We had no idea, I can almost hear them thinking.

You see, my life looks pretty good from where they stand. I do relatively well in school, serve actively in church and fit well into society. In other words, I appear too normal to have grown up without the presence of a father in my home.

Global reports and statistics have shown that growing up without a father is correlated to a child’s future involvement in criminal activity, entrenchment in poverty or poor academic performance.

This caricature of the fatherless child has only been exacerbated by the media we consume – fatherlessness being a classic backstory of a criminal or wayward teenager. Even fatherhood movements unwittingly contribute to this image at times. And they aren’t entirely wrong.

In many cases, fatherless children do struggle significantly more as they grow up, and this could lead them to make poorer choices. However, I seem to have emerged from my family situation relatively unscathed. One of the greatest reasons: the care and concern shown to me by my church family during that difficult time.

But it was through a relief teacher in my primary school that I encountered the heart of my Heavenly Father in the wake of the loss of my earthly one.

When he discovered that my father passed away, this man went the extra mile to spend time with me, to care for me and to guide me. He demonstrated what it meant to love sacrificially with an authentic love that has the power to touch and change lives.

I still remember that one time he brought a few of us students out for a day of fun. I can’t remember exactly where we went, or what we did. I only know we took a few selfies because he later had these photos developed and left short written notes on the back to encourage me as I studied for my PSLE. I still have them.

Selflessly stepping into the shoes my father left behind, my teacher shaped much of how I view my relationship with God and the amazing love He has for me.

These photos remind me of the power of simple, yet thoughtful gestures that create positive ripples for a person’s lifetime. I want to be a teacher just like him one day.

God knows, God sees, and God provides. Although this man was not part of my church, he availed himself to be used by God to change my life.

He may not fully understand the significant impact that he has made in my life but I am certain that I would not even be half the man that I am today without him. Selflessly stepping into the shoes my father left behind, he shaped much of how I view my relationship with God and the amazing love He has for me.

However, I also know that there are many who experience fatherlessness to a greater degree than I have.

There is a global push for fathers to increasingly be more involved in the lives of their children. Having a close relationship with your father has been linked to greater success in life. But what about people like me, whose earthly fathers are no longer around? Or people whose fathers aren’t physically or emotionally present?

In James 1:27 it is written, “Religion that is pure and undefiled before God the Father is this: to visit orphans and widows in their affliction and to keep oneself unstained from the world.” Pure and undefiled Christianity before God is one whereby Christians go to the fatherless and the widows and to care for them in the midst of their pain.

The Church is supposed to rise up and to champion the cause of the fatherless. 

The Church is not called to wait on their laurels and serve only those who ask for help. The Church is called to go and visit those that are in distress and need help.

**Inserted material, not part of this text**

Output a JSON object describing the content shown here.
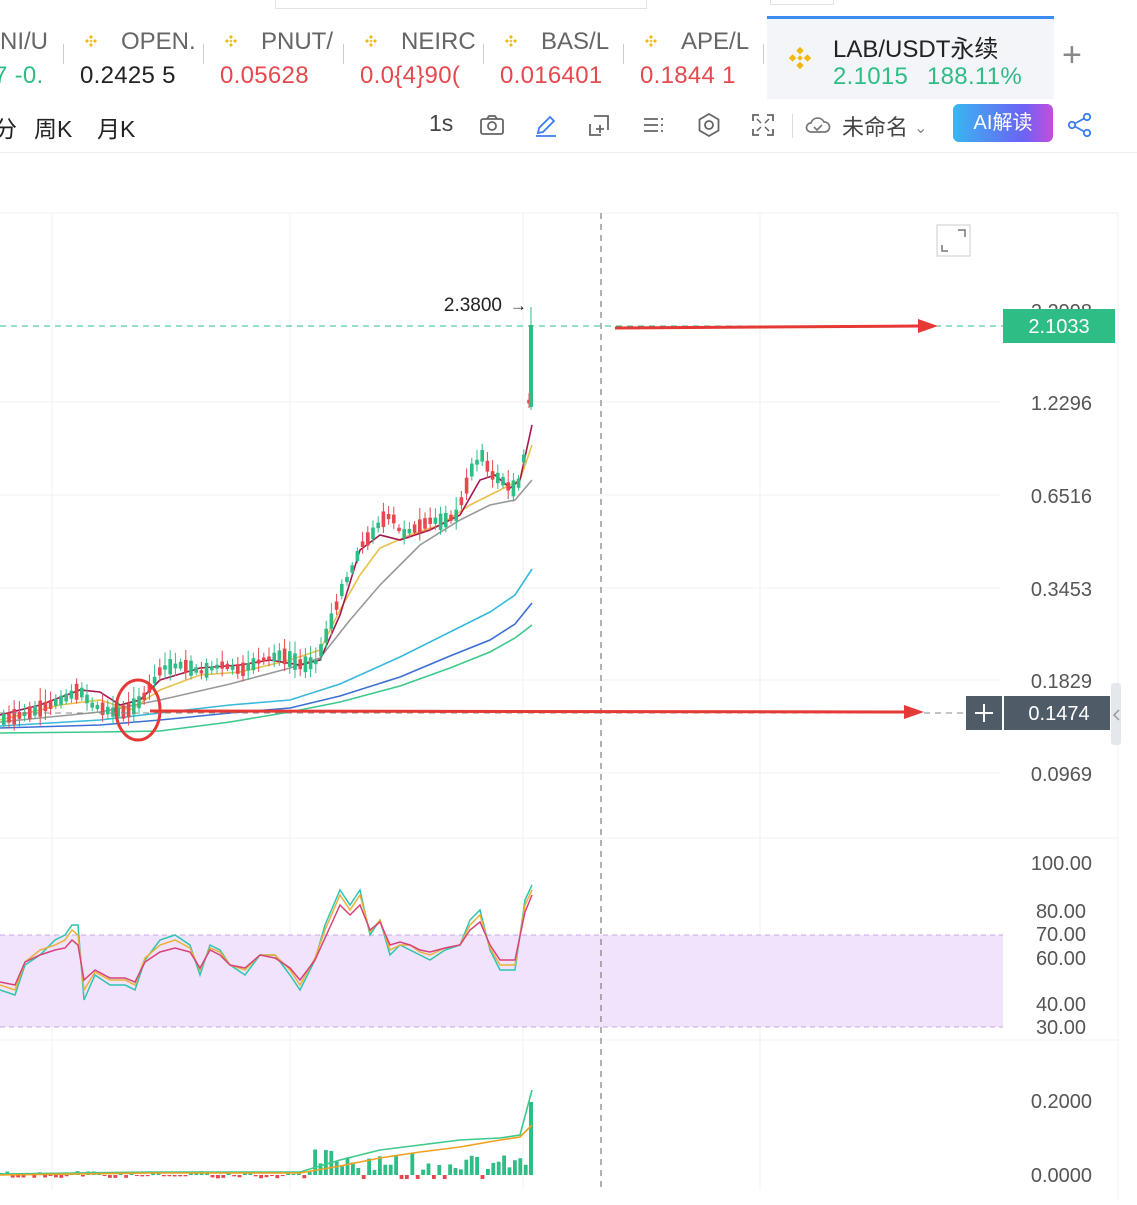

For all eternity, God has always been Father, Son and Holy Spirit. Jesus reveals that He was there with God the Father even before the world began (John 17:5). Therefore, even from the very beginning, God was and is a Father and He has a special place in His heart for those without fathers (Exodus 22:21-24).

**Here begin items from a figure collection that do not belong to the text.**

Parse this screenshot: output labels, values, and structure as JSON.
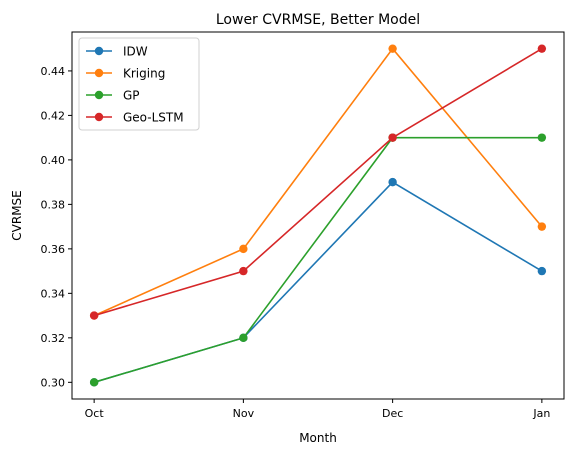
{
  "chart_data": {
    "type": "line",
    "title": "Lower CVRMSE, Better Model",
    "xlabel": "Month",
    "ylabel": "CVRMSE",
    "categories": [
      "Oct",
      "Nov",
      "Dec",
      "Jan"
    ],
    "ylim": [
      0.2925,
      0.4575
    ],
    "yticks": [
      "0.30",
      "0.32",
      "0.34",
      "0.36",
      "0.38",
      "0.40",
      "0.42",
      "0.44"
    ],
    "grid": false,
    "legend_position": "top-left",
    "series": [
      {
        "name": "IDW",
        "color": "#1f77b4",
        "values": [
          0.3,
          0.32,
          0.39,
          0.35
        ]
      },
      {
        "name": "Kriging",
        "color": "#ff7f0e",
        "values": [
          0.33,
          0.36,
          0.45,
          0.37
        ]
      },
      {
        "name": "GP",
        "color": "#2ca02c",
        "values": [
          0.3,
          0.32,
          0.41,
          0.41
        ]
      },
      {
        "name": "Geo-LSTM",
        "color": "#d62728",
        "values": [
          0.33,
          0.35,
          0.41,
          0.45
        ]
      }
    ]
  }
}
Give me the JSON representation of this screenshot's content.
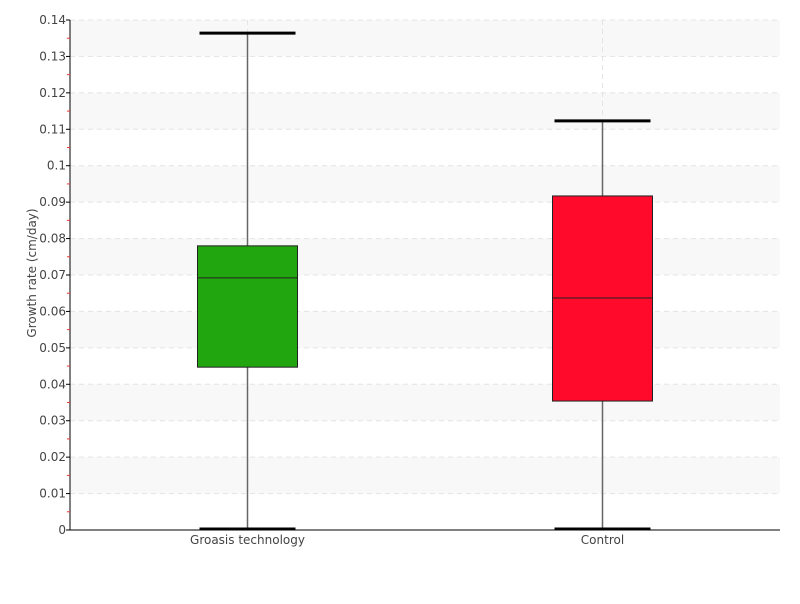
{
  "chart_data": {
    "type": "boxplot",
    "title": "",
    "xlabel": "",
    "ylabel": "Growth rate (cm/day)",
    "ylim": [
      0,
      0.14
    ],
    "yticks": [
      0,
      0.01,
      0.02,
      0.03,
      0.04,
      0.05,
      0.06,
      0.07,
      0.08,
      0.09,
      0.1,
      0.11,
      0.12,
      0.13,
      0.14
    ],
    "ytick_labels": [
      "0",
      "0.01",
      "0.02",
      "0.03",
      "0.04",
      "0.05",
      "0.06",
      "0.07",
      "0.08",
      "0.09",
      "0.1",
      "0.11",
      "0.12",
      "0.13",
      "0.14"
    ],
    "grid": true,
    "alternating_bands": true,
    "categories": [
      "Groasis technology",
      "Control"
    ],
    "boxes": [
      {
        "category": "Groasis technology",
        "min": 0.0,
        "q1": 0.0447,
        "median": 0.0692,
        "q3": 0.078,
        "max": 0.1364,
        "color": "#22a610"
      },
      {
        "category": "Control",
        "min": 0.0,
        "q1": 0.0354,
        "median": 0.0637,
        "q3": 0.0917,
        "max": 0.1123,
        "color": "#ff0a2a"
      }
    ]
  }
}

As A.W. Tozer writes, “The love of God is one of the great realities of the universe, a pillar upon which the hope of the world rests. But it is a personal, intimate thing too. God does not love populations, He loves people. He loves not masses, but men.”

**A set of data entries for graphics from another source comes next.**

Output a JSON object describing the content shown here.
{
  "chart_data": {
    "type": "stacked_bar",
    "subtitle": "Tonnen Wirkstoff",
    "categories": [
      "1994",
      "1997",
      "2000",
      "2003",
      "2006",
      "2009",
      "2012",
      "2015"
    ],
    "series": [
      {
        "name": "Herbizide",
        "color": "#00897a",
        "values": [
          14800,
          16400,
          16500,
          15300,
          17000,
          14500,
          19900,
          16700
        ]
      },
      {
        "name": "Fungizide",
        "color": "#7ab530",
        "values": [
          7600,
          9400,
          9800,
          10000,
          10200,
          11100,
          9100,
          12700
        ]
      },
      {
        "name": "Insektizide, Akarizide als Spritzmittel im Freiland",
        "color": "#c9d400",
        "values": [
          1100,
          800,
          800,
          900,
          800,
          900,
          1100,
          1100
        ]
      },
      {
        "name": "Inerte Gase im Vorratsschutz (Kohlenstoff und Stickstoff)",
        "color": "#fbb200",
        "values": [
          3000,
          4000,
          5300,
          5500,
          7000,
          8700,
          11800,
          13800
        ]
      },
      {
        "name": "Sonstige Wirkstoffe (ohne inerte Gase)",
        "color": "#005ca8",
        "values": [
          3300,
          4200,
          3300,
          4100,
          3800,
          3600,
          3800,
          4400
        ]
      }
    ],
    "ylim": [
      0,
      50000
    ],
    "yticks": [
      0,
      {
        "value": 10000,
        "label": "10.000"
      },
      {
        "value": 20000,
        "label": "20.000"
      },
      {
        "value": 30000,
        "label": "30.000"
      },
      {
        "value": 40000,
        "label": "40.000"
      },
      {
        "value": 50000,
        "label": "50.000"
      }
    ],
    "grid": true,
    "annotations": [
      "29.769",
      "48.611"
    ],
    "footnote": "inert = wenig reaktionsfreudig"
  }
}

The Church is charged to display God’s glory through our love for one another.

“By this everyone will know that you are my disciples, if you love one another.” (John 13:35)

Before we can effectively look outwards to the communities our churches are strategically placed in, we must ensure the fatherless, the widows and the foreigners in the Body of Christ are cared for. They are our responsibility.

God works powerfully through the lives of ordinary men who know His Word and stand ready to obey it. Rather than simply remaining sorry when hearing about someone’s fatherlessness, rise up, heed the call and go to the people that are disadvantaged. In loving God, we must love people – especially those who need it the most – in the personal, intimate way that He loves us.

It is not good enough to open our mouths and pay lip service to this idea of visiting the orphans around us. We must be ready to open our hearts to let them in.